The scoring efficiency of the method is evaluated by computing the scoring indexes listed below:


Q2
P(TS)
Q(TS)
P(MS)
Q(MS)
C
K-Fold
0.81
0.83
0.87
0.78
0.72
0.60


The overall accuracy Q2 is:

Q2=p/N


where p is the total number of correctly predicted residues and N is the total number of residues.
The correlation coefficient C is defined as:

C(s)=[ p(s)n(s)-u(s)o(s) )] / D


where D is the normalization factor

D =[(p(s)+u(s))(p(s)+o(s))(n(s)+u(s))(n(s)+o(s))]1/2


for each class s (TS and MS, for two-state and multi-state kinetic order respectively); p(s) and n(s) are the total number of correct predictions and correctly rejected assignments, respectively; u(s) and o(s) are the numbers of under and over predictions.

The coverage for each discriminated structure s is evaluated as:

Q(s)=p(s)/[ p(s)+u(s)]


where p(s) and u(s) are as defined above. The probability of correct predictions P(s) (or accuracy for s) is computed as:

P(s)=p(s) / [p(s) + o(s)]


where p(s) and o(s) are previously defined (ranging from 1 to 0).

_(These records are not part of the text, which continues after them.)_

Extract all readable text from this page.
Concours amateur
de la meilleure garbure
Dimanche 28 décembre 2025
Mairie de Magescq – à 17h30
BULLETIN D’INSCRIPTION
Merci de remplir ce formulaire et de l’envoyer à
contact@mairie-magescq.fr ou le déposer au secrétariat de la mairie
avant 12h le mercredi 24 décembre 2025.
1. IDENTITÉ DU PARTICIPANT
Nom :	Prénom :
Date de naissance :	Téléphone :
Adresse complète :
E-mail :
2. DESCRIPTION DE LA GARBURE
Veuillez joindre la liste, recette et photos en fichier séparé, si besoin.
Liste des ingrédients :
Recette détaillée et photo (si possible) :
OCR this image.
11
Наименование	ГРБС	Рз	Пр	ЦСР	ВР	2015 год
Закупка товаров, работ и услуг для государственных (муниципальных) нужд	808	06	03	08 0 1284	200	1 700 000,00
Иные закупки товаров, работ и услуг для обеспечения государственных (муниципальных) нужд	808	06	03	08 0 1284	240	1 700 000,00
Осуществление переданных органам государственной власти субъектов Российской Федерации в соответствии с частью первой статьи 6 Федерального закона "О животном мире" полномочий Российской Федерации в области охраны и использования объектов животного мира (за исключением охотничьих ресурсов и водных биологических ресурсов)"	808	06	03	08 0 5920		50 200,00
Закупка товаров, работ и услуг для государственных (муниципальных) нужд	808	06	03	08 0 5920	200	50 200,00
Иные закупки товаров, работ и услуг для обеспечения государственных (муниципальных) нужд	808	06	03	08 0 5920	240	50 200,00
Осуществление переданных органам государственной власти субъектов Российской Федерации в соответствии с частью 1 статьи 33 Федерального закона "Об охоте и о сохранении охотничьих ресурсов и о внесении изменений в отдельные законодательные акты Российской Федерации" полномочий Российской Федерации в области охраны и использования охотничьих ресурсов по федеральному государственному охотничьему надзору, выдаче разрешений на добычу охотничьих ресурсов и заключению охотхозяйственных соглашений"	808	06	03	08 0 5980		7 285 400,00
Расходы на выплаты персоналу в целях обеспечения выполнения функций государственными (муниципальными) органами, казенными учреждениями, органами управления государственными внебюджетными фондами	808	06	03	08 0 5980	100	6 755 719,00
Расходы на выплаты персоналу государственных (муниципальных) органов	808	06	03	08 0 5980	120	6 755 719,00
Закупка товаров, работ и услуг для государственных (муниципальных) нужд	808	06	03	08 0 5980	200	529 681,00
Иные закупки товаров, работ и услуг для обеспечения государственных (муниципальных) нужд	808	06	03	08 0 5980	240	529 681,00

K-Fold predicts also the value of the decimal logarithm of the folding rate. In this particular task it reaches a correlation with the experimental data of 0.74 (see figure below) when structural information is considered (associated Standard Error is 1.2).

 


Required Inputs

K-Fold is optimized to predict the protein folding kinetics and rate starting from the PDB protein structure or uploading a pdb file. The following inputs:

  • PDB code: the PDB protein code [1] or PDB File: uploadable structural file
  • Chain: if the input is a PDB file containing more than one chain, the chain label is also necessary; otherwise the default value is "_";
  • Residues: the first and the last residues separated by "-" considered;
  • Predict: the user can predict the kinetic order, the logarithm of the folding rate or both

For either prediction the option is to predict the kinetic order of the folding process (two-state TS, multi-state MS) or the logarithm of the folding rate (log[kf]) . The results can be sent to your e-mail address, if you ask for it, or obtained interactively if you do not past your e-mail in the proper box.

Outputs

The common output consists of a table listing the first and the last residue of the considered PDB structure, the length of the provided protein or fragment, the Contact Order calculated using two different sequence separation (0 and 6) (as explained above) . If the prediction of the kinetic order is required the last part of the output will be TS for two state or MS for multi-state protein kinetic type and the associated reliability index. When the Folding Rate option is selected the output will contain the logarithm of the folding rate.
A brief description of the output can be summarized as follows

Residues: First-Last residues
Length: Chain Length
CO[W]: Contact Order calculated using a sequence separation W
RI: Reliability Index that is computed only when the kinetic order of the folding process is predicted and is evaluated from the output of the support vector machine O as RI=20*abs(O-0.5).
States: Kinetic Mechanisms of the Protein Folding (TS: Two-State or MS: Multiple-State)
log[Kf]: Logarithm of the Folding Rate



WARNING:
Possible errors may occur when the PDB files contain broken chains or the numbering for the selected residue is different from than expected by the user.

 


[1] Berman HM, Westbrook J, Feng Z, Gilliland G, Bhat TN, Weissig H, Shindyalov IN, Bourne PE (2000). The Protein Data Bank. Nucleic Acids Res. 28, 235-242.